New Daily Record of 853 Illegal Boat Migrants, Farage Says UK Must Get Tough Like Australia

DUNGENESS, ENGLAND - SEPTEMBER 07: A group of migrants arrive via the RNLI (Royal National
Dan Kitwood/Getty Images

A new daily record has been hit for illegal boat migrants crossing the English Channel, with Brexit leader Nigel Farage warning the United Kingdom should stop waiting for France to solve the migrant crisis and start getting tough like Australia.

The Home Office confirmed, according to LBC on Friday, that UK Border Force and other authorities had intercepted or picked up 853 migrants who crossed the Channel on Wednesday in 25 separate instances, higher than the last daily record of 828 set on August 21st.

It is just the latest new record in illegal migration for the United Kingdom, with a monthly record of 3,872 people arriving in August.

An estimated 21,000 illegals have crossed this year, and so far none have been returned to the last safe country of entry, namely France. If anything like the figures from last year, the migrants are mostly from the Middle East and Africa, per the University of Oxford’s Migration Observatory, and mostly young men. According to Home Secretary Priti Patel, almost nine in 10 of those who landed last year were men, three-quarters of those are under 40, and “many of those are economic migrants and not just those fleeing persecution”.

Brexit leader Nigel Farage wrote on Thursday that the United Kingdom can no longer afford to wait for France’s President Emmanuel Macron to solve the English Channel migrant crisis — even though the vast majority of illegals are coming via France — and London must make the decision to, like Australia, take a zero-tolerance approach to mass migration and turn back the boats, even if Britain risks becoming a social pariah on the liberal-globalist world stage.

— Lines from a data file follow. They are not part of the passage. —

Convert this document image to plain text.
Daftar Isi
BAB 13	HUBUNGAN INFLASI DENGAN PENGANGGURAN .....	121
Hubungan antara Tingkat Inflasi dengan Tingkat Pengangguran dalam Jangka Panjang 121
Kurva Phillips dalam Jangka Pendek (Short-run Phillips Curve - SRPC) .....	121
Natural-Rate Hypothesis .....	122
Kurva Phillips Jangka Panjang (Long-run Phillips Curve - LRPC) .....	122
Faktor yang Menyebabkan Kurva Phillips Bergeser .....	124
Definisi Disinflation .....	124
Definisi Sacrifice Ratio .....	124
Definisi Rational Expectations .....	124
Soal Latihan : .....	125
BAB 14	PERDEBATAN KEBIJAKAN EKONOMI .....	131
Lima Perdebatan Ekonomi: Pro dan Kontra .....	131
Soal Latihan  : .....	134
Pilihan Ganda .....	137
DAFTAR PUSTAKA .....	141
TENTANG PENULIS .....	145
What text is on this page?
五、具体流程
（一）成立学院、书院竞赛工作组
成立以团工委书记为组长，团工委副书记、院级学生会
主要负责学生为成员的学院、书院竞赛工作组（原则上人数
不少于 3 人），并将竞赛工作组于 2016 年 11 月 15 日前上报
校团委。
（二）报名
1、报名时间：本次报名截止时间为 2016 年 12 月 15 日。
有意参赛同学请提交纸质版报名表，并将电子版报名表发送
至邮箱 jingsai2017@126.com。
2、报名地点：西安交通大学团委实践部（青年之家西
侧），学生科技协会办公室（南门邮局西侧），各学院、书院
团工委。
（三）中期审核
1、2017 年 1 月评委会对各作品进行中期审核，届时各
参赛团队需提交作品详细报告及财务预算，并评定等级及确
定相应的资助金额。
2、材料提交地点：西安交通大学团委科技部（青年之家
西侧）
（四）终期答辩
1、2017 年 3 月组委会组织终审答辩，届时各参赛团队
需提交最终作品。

Mr Farage wrote in The Telegraph:

It is completely unrealistic to expect any useful returns policy to be agreed with President Macron’s administration. It simply won’t happen. Therefore, Britain must take its lead from the former Australian Prime Minister Tony Abbott. When faced with a similar problem during his time in power, he simply ordered boats coming from Indonesia to be put under tow and returned. There was international uproar. Australia was declared a pariah state. But the boats stopped coming. Immigrants were not prepared to pay traffickers for a doomed attempt to get into Australia.

There is no solution to this crisis that will not lead to the UN, the EU and President Biden condemning us. Boris Johnson should accept that he, like Tony Abbott, will attract criticism for taking a robust line. But the electorate will thank him for it. The alternative is for Johnson to tell the Red Wall voters, who care very deeply about illegal immigration, that Brexit was never really about taking back control of our borders. Does he dare do that before the next general election?

Australia, under then-Prime Minister Tony Abbott, dramatically reduced the number of illegal boat migrants landing with the implementation of Operation Sovereign Borders in 2013, where smuggler boats were either intercepted at sea and turned back or migrants sent to offshore asylum processing centres and, if genuine, hosted in third countries at Australia’s expense.

In June 2020 Mr Abbott warned the British to get tough on boat migrants and turn back the vessels to France, or else the “trickle” in the English Channel could “quickly become a wave” of mass illegal migration. He also said France had no right to wave on the problem of illegal immigrants to the United Kingdom, and that Paris getting the problem under control would also serve France, stopping the country becoming a transit state for illegal aliens and ending migrant camps along its shores.

Farage also predicted that illegal crossings could hit 30,000 by the end of the year, saying that he had “reliable intelligence that the traffickers are planning much larger boats for next year, capable of carrying up to 200 people at a time”.